The judge concluded that:

“I have come to the view that the element of the possibility that there was a connection between her eating disorder or its exacerbation and this accident is and amounts to in itself exceptional circumstances. … [T]he possible connection to a severe eating disorder, particularly one that led to a prolonged period of inpatient treatment, was something that took this case well outside the normal range of orthopaedic and psychological consequences of a road accident that would be otherwise likely to fall within the fast track regime.”

The judge was reinforced in his view by virtue of the fact the claimant was a child and it was appropriate to fully investigate this element.

Costs in excess of fixed costs were therefore allowed.

On the face of it, this decision cannot be criticised. An eating disorder caused by an RTA must be ““exceptional circumstances”. There is, however, one further element that does not appear to have been argued before the judge.

Upon further investigation the treating psychiatrist was unable to directly attribute the onset or acceleration of the eating disorder to the accident. The claim therefore settled for £3,950 with, presumably, no element to reflect the eating disorder.

This raises an interesting issue of law and one in which there appear to be two schools of thought.

The first one is that the reasonableness of work claimed is to be judged as at the date it was undertaken. Hindsight should not be applied (Francis v Francis and Dickerson [1956] P 87 at 91.). The legal representatives would have clearly been negligent not to explore this issue (although that might be regarded as being a solicitor/own client problem) and therefore acted entirely appropriately investigating the issue further. The additional costs incurred should be allowed to reflect this “reasonable” work even if it did not result in higher damages being recovered.

The second school of thought, and one that has found increasing favour in recent years, is that a party may be deprived of costs in relation to a head of claim on which they have lost and regardless of whether they were “unreasonable” in pursuing that head:

• In AEI Ltd v Phonographic Performance Limited [1999] 1 WLR 1507, Lord Woolf MR stated at 1523H:

“…it is no longer necessary for a party to have acted unreasonably or improperly to be deprived of his costs of a particular issue on which he has failed.”

• Referring to this judgment Longmore LJ, in Summit Property Ltd v Pitmans (A Firm) [2001] EWCA Civ 2020, at paragraph 16, approved this view and went further:

“In my judgment, it is also no longer necessary for a party to have acted unreasonably or improperly before he can be required to pay the costs of the other party of a particular issue on which he (the first party) has failed. That is the substance of what the Master of the Rolls was there saying.”

• In Dudley Fleming v Chief Constable of Sussex [2004] EWCA Civ 643, Potter LJ observed at paragraph 36:

“The principles are too well known to require to be set out in detail.
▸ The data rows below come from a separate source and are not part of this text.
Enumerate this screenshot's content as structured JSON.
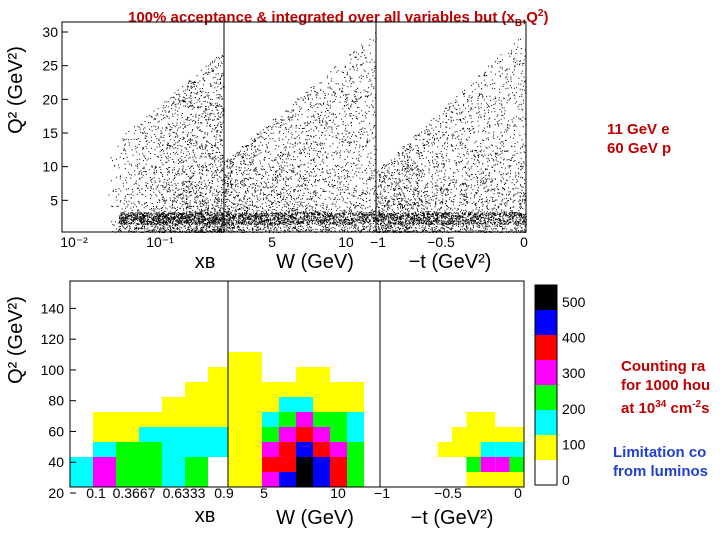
{
  "title": {
    "main": "100% acceptance & integrated over all variables but (x",
    "sub_b": "B",
    "mid": ",Q",
    "sup_2": "2",
    "end": ")"
  },
  "notes": {
    "beam_line1": "11 GeV e",
    "beam_line2": "60 GeV p",
    "rate_line1": "Counting ra",
    "rate_line2": "for 1000 hou",
    "rate_line3_a": "at 10",
    "rate_line3_sup": "34",
    "rate_line3_b": " cm",
    "rate_line3_sup2": "-2",
    "rate_line3_c": "s",
    "limit_line1": "Limitation co",
    "limit_line2": "from luminos"
  },
  "colors": {
    "title": "#c00000",
    "notes": "#c00000",
    "limitation": "#1f3fd0",
    "scale": [
      "#ffffff",
      "#ffff00",
      "#00ffff",
      "#00ff00",
      "#ff00ff",
      "#ff0000",
      "#0000ff",
      "#000000"
    ]
  },
  "chart_data": [
    {
      "type": "scatter",
      "panel": "top",
      "ylabel": "Q² (GeV²)",
      "yticks": [
        "30",
        "25",
        "20",
        "15",
        "10",
        "5"
      ],
      "ylim": [
        0,
        30
      ],
      "subpanels": [
        {
          "xlabel": "xʙ",
          "xticks": [
            "10⁻²",
            "10⁻¹"
          ],
          "x_scale": "log"
        },
        {
          "xlabel": "W (GeV)",
          "xticks": [
            "5",
            "10"
          ]
        },
        {
          "xlabel": "−t (GeV²)",
          "xticks": [
            "−1",
            "−0.5",
            "0"
          ]
        }
      ]
    },
    {
      "type": "heatmap",
      "panel": "bottom",
      "ylabel": "Q² (GeV²)",
      "yticks": [
        "140",
        "120",
        "100",
        "80",
        "60",
        "40",
        "20"
      ],
      "ylim": [
        20,
        150
      ],
      "scale_labels": [
        "500",
        "400",
        "300",
        "200",
        "100",
        "0"
      ],
      "scale_levels": [
        0,
        100,
        150,
        200,
        250,
        300,
        400,
        500
      ],
      "subpanels": [
        {
          "xlabel": "xʙ",
          "xticks": [
            "0.1",
            "0.3667",
            "0.6333",
            "0.9"
          ],
          "columns": [
            [
              190,
              160,
              80
            ],
            [
              280,
              250,
              190,
              130,
              110
            ],
            [
              240,
              240,
              240,
              140,
              110
            ],
            [
              210,
              210,
              210,
              160,
              110
            ],
            [
              190,
              190,
              190,
              180,
              130,
              110
            ],
            [
              200,
              200,
              190,
              180,
              130,
              120,
              110
            ],
            [
              80,
              80,
              160,
              170,
              130,
              120,
              110,
              110
            ],
            [
              80,
              80,
              120,
              120,
              120,
              110,
              110,
              110
            ]
          ]
        },
        {
          "xlabel": "W (GeV)",
          "xticks": [
            "5",
            "10"
          ],
          "columns": [
            [
              110,
              110,
              110,
              110,
              110,
              110,
              110,
              110,
              110
            ],
            [
              120,
              130,
              140,
              140,
              120,
              110,
              110,
              110,
              110
            ],
            [
              280,
              300,
              250,
              220,
              190,
              140,
              110
            ],
            [
              450,
              350,
              320,
              260,
              220,
              150,
              110
            ],
            [
              520,
              520,
              420,
              300,
              260,
              160,
              110,
              110
            ],
            [
              450,
              420,
              350,
              280,
              220,
              140,
              110,
              110
            ],
            [
              310,
              300,
              270,
              240,
              200,
              130,
              110
            ],
            [
              220,
              220,
              200,
              180,
              150,
              120,
              110
            ]
          ]
        },
        {
          "xlabel": "−t (GeV²)",
          "xticks": [
            "−1",
            "−0.5",
            "0"
          ],
          "columns": [
            [
              0,
              0,
              0,
              0
            ],
            [
              0,
              0,
              0,
              0
            ],
            [
              0,
              0,
              0,
              0
            ],
            [
              0,
              0,
              0,
              0
            ],
            [
              0,
              0,
              110
            ],
            [
              0,
              0,
              130,
              110
            ],
            [
              110,
              220,
              130,
              110,
              110
            ],
            [
              110,
              250,
              180,
              120,
              110
            ],
            [
              110,
              250,
              180,
              120
            ],
            [
              110,
              220,
              170,
              110
            ]
          ]
        }
      ]
    }
  ]
}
The pre-CPR working rule to be found in the judgment of Nourse LJ in Re Elgindata Ltd (No 2) 1 WLR 1207 was modified by the observations of Woolf Lord in AEI Rediffusion Music Ltd v Phonographic Performance Ltd to the effect that it is no longer necessary for a party to have acted unreasonably or improperly to be deprived of his costs on a particular issue on which he has failed.”
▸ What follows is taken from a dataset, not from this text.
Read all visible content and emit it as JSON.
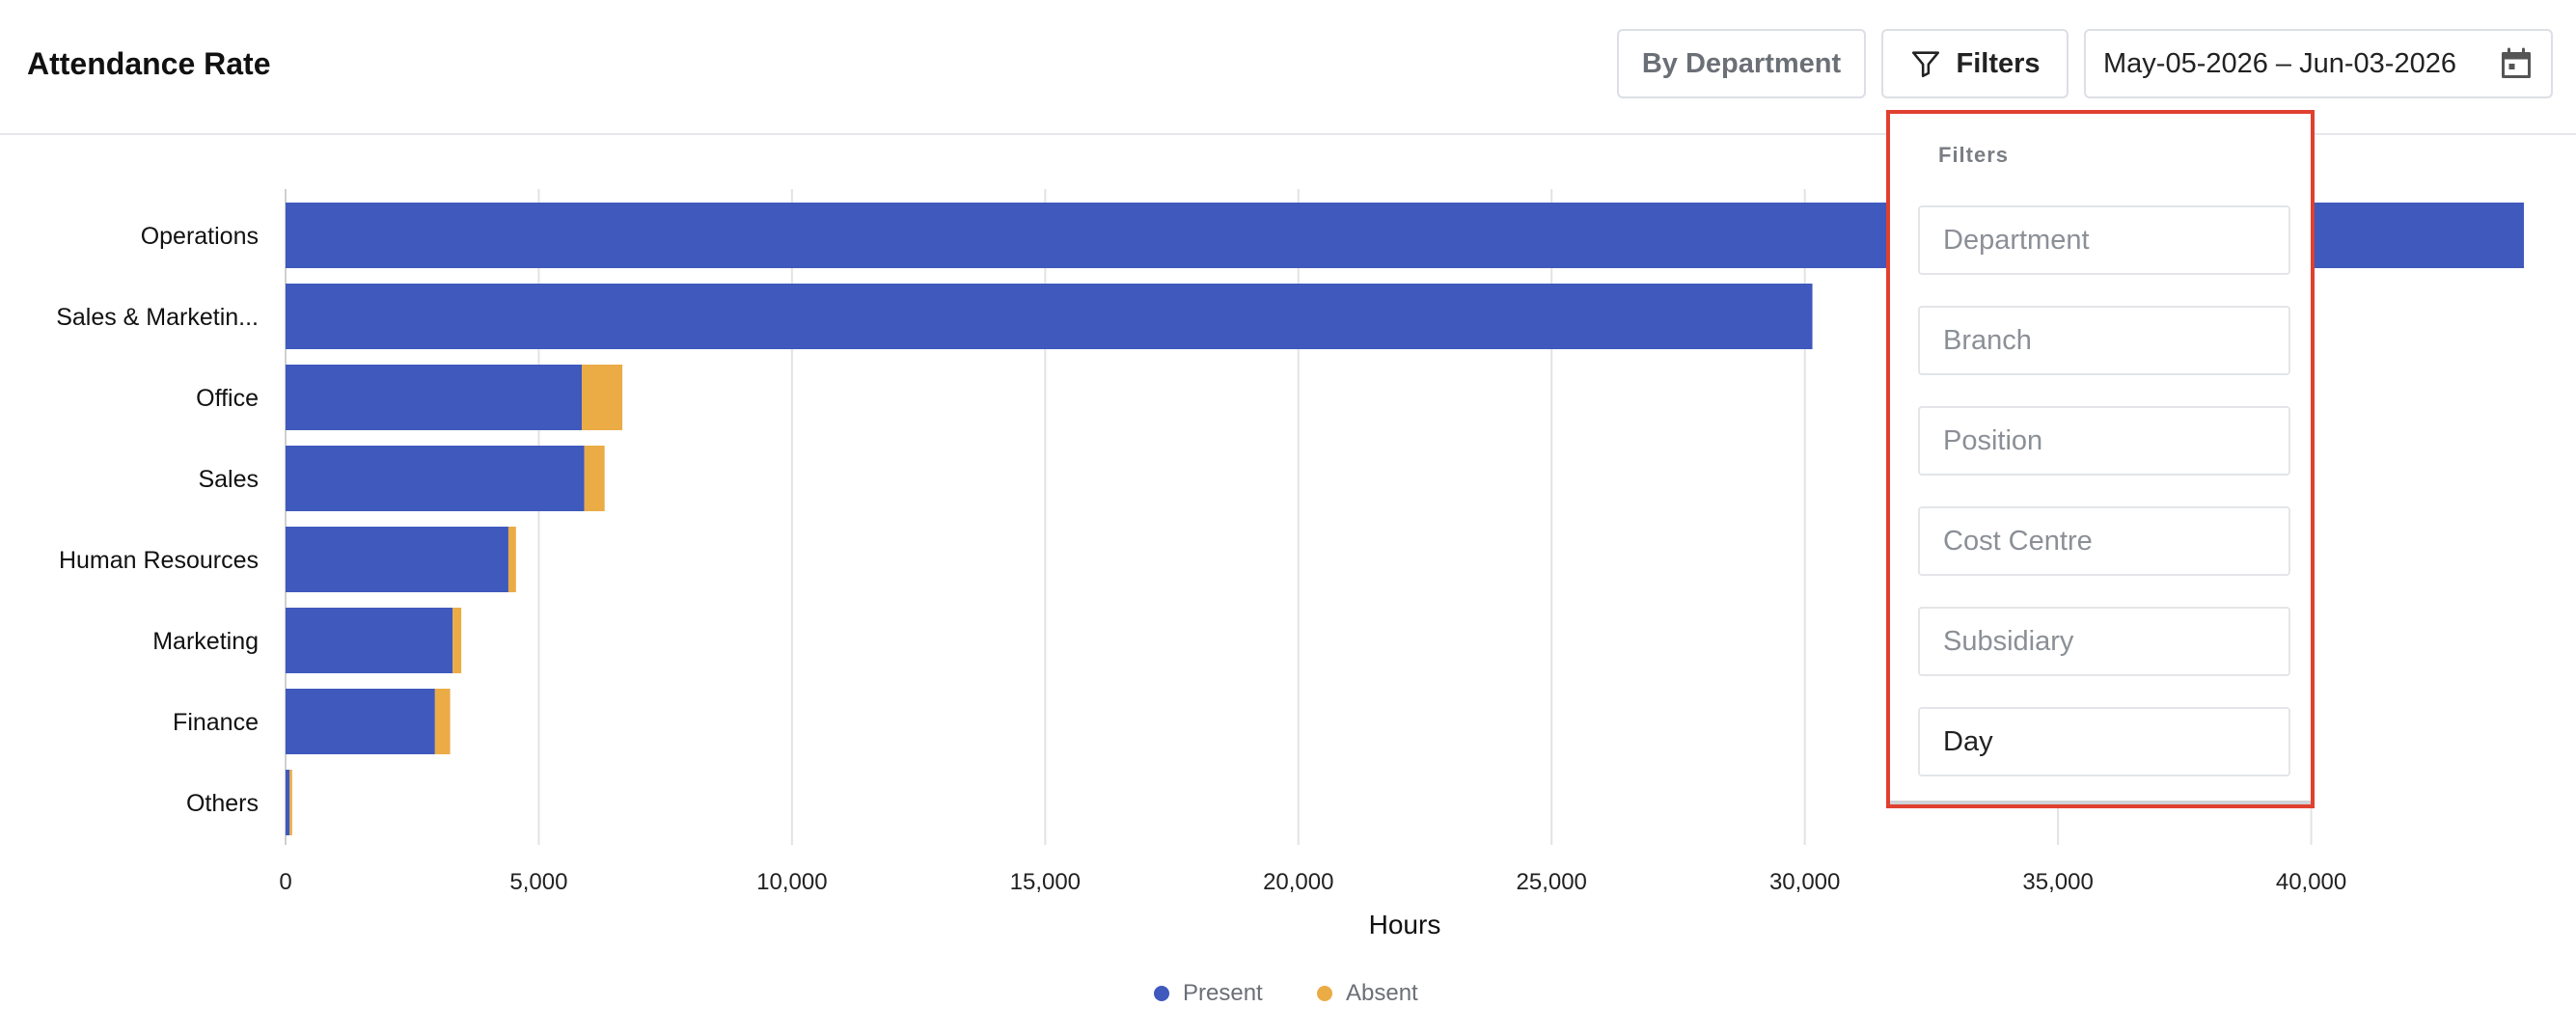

• In the case of Shirely v Caswell [2001] 1 Costs LR 1, Chadwick, LJ, giving the judgment of the Court of Appeal, stated:

“The costs of issues abandoned, or not pursued at trial, ought, prima facie, to be disallowed against the party incurring them on an assessment of the costs of that party by the costs judge - because, again prima facie, they are costs which have been unnecessarily incurred in the litigation.”

In this case the claimant was awarded additional costs (ie non-fixed costs) in relation to work undertaken pursuing a potential head of claim that was then abandoned (ie the eating disorder).

There remains a tension in the authorities as to the correct approach to the “blameless”, but ultimately unsuccessful, claimant who fails in relation to a specific head of claim.